The cost of capital is vital for renewable energy projects due to high investment needs, policy uncertainty, and early-stage risks. De-risking strategies can lower costs, particularly in developing economies. However, for emerging cleantech, these strategies must balance innovation and competition.

Key points

  • Key points:
  • The cost of capital is crucial for clean energy projects due to their high upfront investment and low operating costs. In emerging markets and developing economies, the cost of capital for projects like solar PV and wind is often more than twice as high as in advanced economies, reducing financial viability and competitiveness.
  • The International Energy Agency’s annual survey identifies key risks to address for reducing the cost of capital in emerging economies, categorizing them into two groups: general economic risks (sovereign, political, currency) and specific risks of renewable projects (regulatory, transmission grid, off-taker), with regulatory risks being one of the main concerns.
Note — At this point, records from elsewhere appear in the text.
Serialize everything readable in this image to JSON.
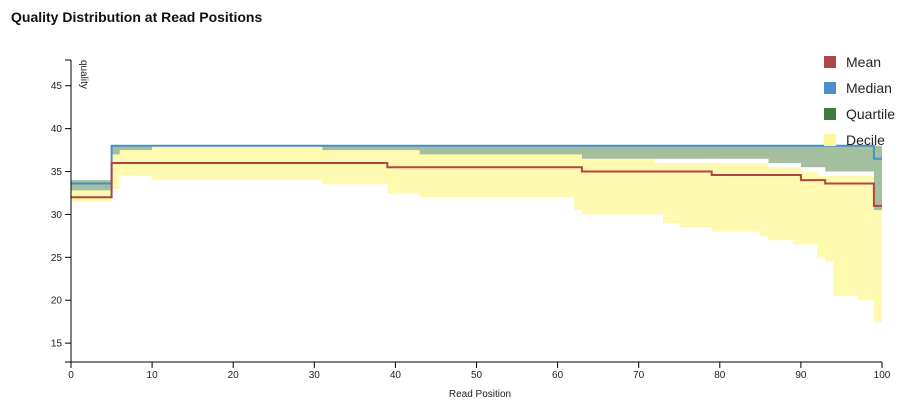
{
  "chart_data": {
    "type": "area",
    "title": "Quality Distribution at Read Positions",
    "xlabel": "Read Position",
    "ylabel": "quality",
    "xlim": [
      0,
      100
    ],
    "ylim": [
      12.8,
      48
    ],
    "xticks": [
      "0",
      "10",
      "20",
      "30",
      "40",
      "50",
      "60",
      "70",
      "80",
      "90",
      "100"
    ],
    "yticks": [
      "15",
      "20",
      "25",
      "30",
      "35",
      "40",
      "45"
    ],
    "grid": false,
    "legend_position": "top-right",
    "legend": [
      {
        "name": "Mean",
        "color": "#b04545"
      },
      {
        "name": "Median",
        "color": "#4a8fcc"
      },
      {
        "name": "Quartile",
        "color": "#3f7a3f"
      },
      {
        "name": "Decile",
        "color": "#fff59a"
      }
    ],
    "x": [
      0,
      4,
      5,
      6,
      10,
      30,
      31,
      38,
      39,
      40,
      43,
      45,
      62,
      63,
      65,
      72,
      73,
      75,
      76,
      78,
      79,
      85,
      86,
      89,
      90,
      92,
      93,
      94,
      95,
      97,
      98,
      99,
      100
    ],
    "series": [
      {
        "name": "Mean",
        "values": [
          32,
          32,
          36,
          36,
          36,
          36,
          36,
          36,
          35.5,
          35.5,
          35.5,
          35.5,
          35.5,
          35,
          35,
          35,
          35,
          35,
          35,
          35,
          34.6,
          34.6,
          34.6,
          34.6,
          34,
          34,
          33.6,
          33.6,
          33.6,
          33.6,
          33.6,
          31,
          31
        ]
      },
      {
        "name": "Median",
        "values": [
          33.6,
          33.6,
          38,
          38,
          38,
          38,
          38,
          38,
          38,
          38,
          38,
          38,
          38,
          38,
          38,
          38,
          38,
          38,
          38,
          38,
          38,
          38,
          38,
          38,
          38,
          38,
          38,
          38,
          38,
          38,
          38,
          36.5,
          36.5
        ]
      },
      {
        "name": "Quartile lower",
        "values": [
          32.8,
          32.8,
          37,
          37.5,
          38,
          38,
          37.5,
          37.5,
          37.5,
          37.5,
          37,
          37,
          37,
          36.5,
          36.5,
          36.5,
          36.5,
          36.5,
          36.5,
          36.5,
          36.5,
          36.5,
          36,
          36,
          35.5,
          35.5,
          35,
          35,
          35,
          35,
          35,
          30.5,
          30.5
        ]
      },
      {
        "name": "Quartile upper",
        "values": [
          34,
          34,
          38,
          38,
          38,
          38,
          38,
          38,
          38,
          38,
          38,
          38,
          38,
          38,
          38,
          38,
          38,
          38,
          38,
          38,
          38,
          38,
          38,
          38,
          38,
          38,
          38,
          38,
          38,
          38,
          38,
          38,
          38
        ]
      },
      {
        "name": "Decile lower",
        "values": [
          31.5,
          31.5,
          33,
          34.5,
          34,
          34,
          33.5,
          33.5,
          32.5,
          32.5,
          32,
          32,
          30.5,
          30,
          30,
          30,
          29,
          28.5,
          28.5,
          28.5,
          28,
          27.5,
          27,
          26.5,
          26.5,
          25,
          24.5,
          20.5,
          20.5,
          20,
          20,
          17.5,
          17.5
        ]
      },
      {
        "name": "Decile upper",
        "values": [
          33,
          33,
          37,
          38,
          38,
          38,
          37.5,
          37.5,
          37.5,
          37.5,
          37,
          37,
          37,
          36.5,
          36.5,
          36,
          36,
          36,
          36,
          36,
          36,
          36,
          35.5,
          35.5,
          35,
          34.5,
          34.5,
          34.5,
          34.5,
          34.5,
          34.5,
          30.5,
          30.5
        ]
      }
    ]
  }
}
  • To reduce the cost of capital in developing economies, it is needed to set up a clear, long-term energy transition plan with milestones, integrated investment planning, and enhanced institutional capacity. Also, to provide targeted financial and technical support, and expand payment guarantees to reduce risks and attract investment.
  • For projects where technological feasibility risk is more significant, each stage of the innovation chain, from the most basic to the closest to commercial development, requires a specific combination of public support, regulations, and private financing.